Black History Month: Herberta Smith

Monday, February 17th, 2020

As this is posting, I have the privilege and pleasure of reading, typing, and editing Herberta Smith’s memoir, SEND ME!, about her six plus years in Uganda as a medical missionary when she was in her sixties. With her permission, I am posting the Preface of her book and will let you know when the book is finished and on Amazon.

Her stories are wonderful and her enthusiasm not “to take these stories to her grave,” as she announced when I met her at a Meet & Greet the authors in October of last year, gives her the drive to write and publish in her 86th year. What better way to celebrate Black History Month than to find and feature someone I know whose stories represent a wonderful volunteer effort in Uganda to help people in need of medical care?

 

Herberta Smith (nickname Bert)

“Bert” is holding the notebook with her book draft with a map of Africa on the cover that I found on the Internet.

 

God uses ordinary people to create miracles and do extraordinary things.

The year was 1999. I was completing my final assignment, a total of six and one half years between the years 1989 and 2000. We held a clinic in the living room and veranda of a gracious family. They knew the villagers were suffering and responded with a “yes” when the village chief asked is we could use their home as a facility. After the clinic ended, I was standing on the front lawn, waiting for the call for lunch.

I looked up at the clear, blue sky and spoke to my Heavenly Father, asking why I had worked all alone these many years. Without hesitation, the Holy Spirit spoke to me:

“I want you to go home and write about your experiences, and to encourage others to come into the interior of developing countries.”

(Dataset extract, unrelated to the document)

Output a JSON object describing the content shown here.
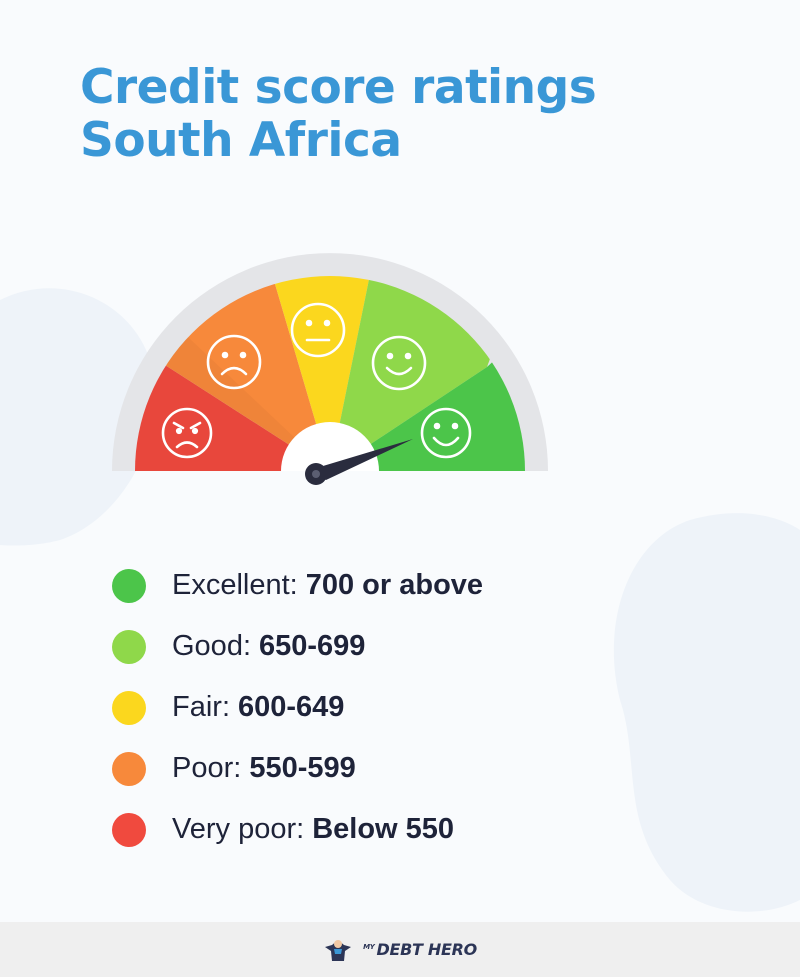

We had medical ships coming periodically to the coastal areas of some African countries, providing much-needed surgery and medical care. Unfortunately, residents in the interior cannot walk the 10 to 20 miles to reach a ship in the harbor. At times, when these villages make the difficult journey of two to three days to the ship, the overcrowding forces these villagers away, because the medical professionals are unable to see everyone needing care. One way to stop this heartbreaking experience is to develop programs with teams of doctors and nurses coming to the bush country and villages to administer to the ill.

Again, the holy spirit said to me, “Christ has commanded us to love our neighbors as ourselves. Write and tell the world what you have seen and done. I will provide for anyone that follows you.”

I thought, we can put up military type hospitals and barracks to house the medical team. Sounds like fun! Like Martin Luthier King, I, too, have a dream that one day, every child worldwide will be able to drink clean, safe water and they and their families will have adequate health care in their communities, provided by trained expatriates, including nurses like myself.

I hope this book of true stories will inspire you, the reader, to embrace my dream and make a difference in the health of the lives of those in need, especially those who live in the interior of Africa.